Compétences génériques

« Les compétences génériques sont les attributs de la firme qui permettent aux managers de concevoir et de mettre en œuvre certaines stratégies de

diversification » (Barney, 1997)

Ressources

« Les actifs (tangibles et intangibles) qui sont liés de façon semi permanente à l’entreprise » (Wernerfelt, 1984)

« Les ressources d’une firme incluent tous les actifs, capacités, processus organisationnels, information, connaissance, etc. contrôlés par une firme afin de concevoir et de mettre en œuvre des stratégies améliorant son efficience et son efficacité » Barney (1991).

« Des stocks de facteurs disponibles possédés et contrôlés par l’entreprise » (Amit et Schoemaker, 1993).

Tableau 4 : Concepts proches de la notion de ressource selon Dahan (2002).

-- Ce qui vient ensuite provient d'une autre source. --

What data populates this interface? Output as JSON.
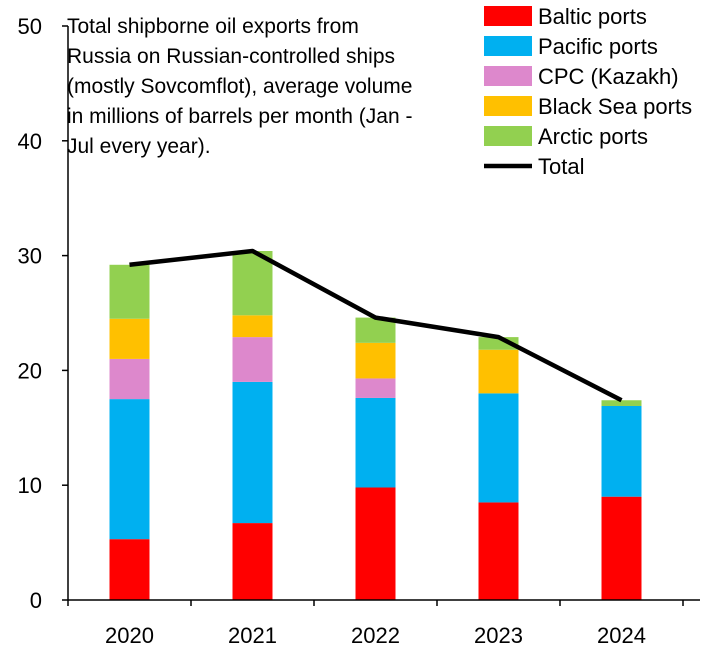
{
  "chart_data": {
    "type": "bar",
    "stacked": true,
    "title_lines": [
      "Total shipborne oil exports from",
      "Russia on Russian-controlled ships",
      "(mostly Sovcomflot), average volume",
      "in millions of barrels per month (Jan -",
      "Jul every year)."
    ],
    "categories": [
      "2020",
      "2021",
      "2022",
      "2023",
      "2024"
    ],
    "ylim": [
      0,
      50
    ],
    "yticks": [
      0,
      10,
      20,
      30,
      40,
      50
    ],
    "ytick_labels": [
      "0",
      "10",
      "20",
      "30",
      "40",
      "50"
    ],
    "grid": false,
    "legend_position": "top-right",
    "series": [
      {
        "name": "Baltic ports",
        "color": "#ff0000",
        "values": [
          5.3,
          6.7,
          9.8,
          8.5,
          9.0
        ]
      },
      {
        "name": "Pacific ports",
        "color": "#00b0f0",
        "values": [
          12.2,
          12.3,
          7.8,
          9.5,
          7.9
        ]
      },
      {
        "name": "CPC (Kazakh)",
        "color": "#dd88cc",
        "values": [
          3.5,
          3.9,
          1.7,
          0.0,
          0.0
        ]
      },
      {
        "name": "Black Sea ports",
        "color": "#ffc000",
        "values": [
          3.5,
          1.9,
          3.1,
          3.8,
          0.0
        ]
      },
      {
        "name": "Arctic ports",
        "color": "#92d050",
        "values": [
          4.7,
          5.6,
          2.2,
          1.1,
          0.5
        ]
      }
    ],
    "line_series": {
      "name": "Total",
      "color": "#000000",
      "values": [
        29.2,
        30.4,
        24.6,
        22.9,
        17.4
      ]
    }
  }
}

Dans la notion de « Ressource », les auteurs distinguent souvent la ressource de la compétence. La ressource est vue comme un actif observable qui peut être tangible ou intangible (Makadoc 2001) alors que la compétence désigne « la capacité à déployer les ressources pour atteindre un objectif voulu, habituellement sous forme de combinaison faisant appel à des processus organisationnels (Amit & Schoemaker [1993, pp. 35-37]), ou pour reprendre la définition de Grant [1991, p. 119] : « une compétence est la capacité d’un ensemble de ressources à réaliser une tâche ou activité » (Tywoniak 2007).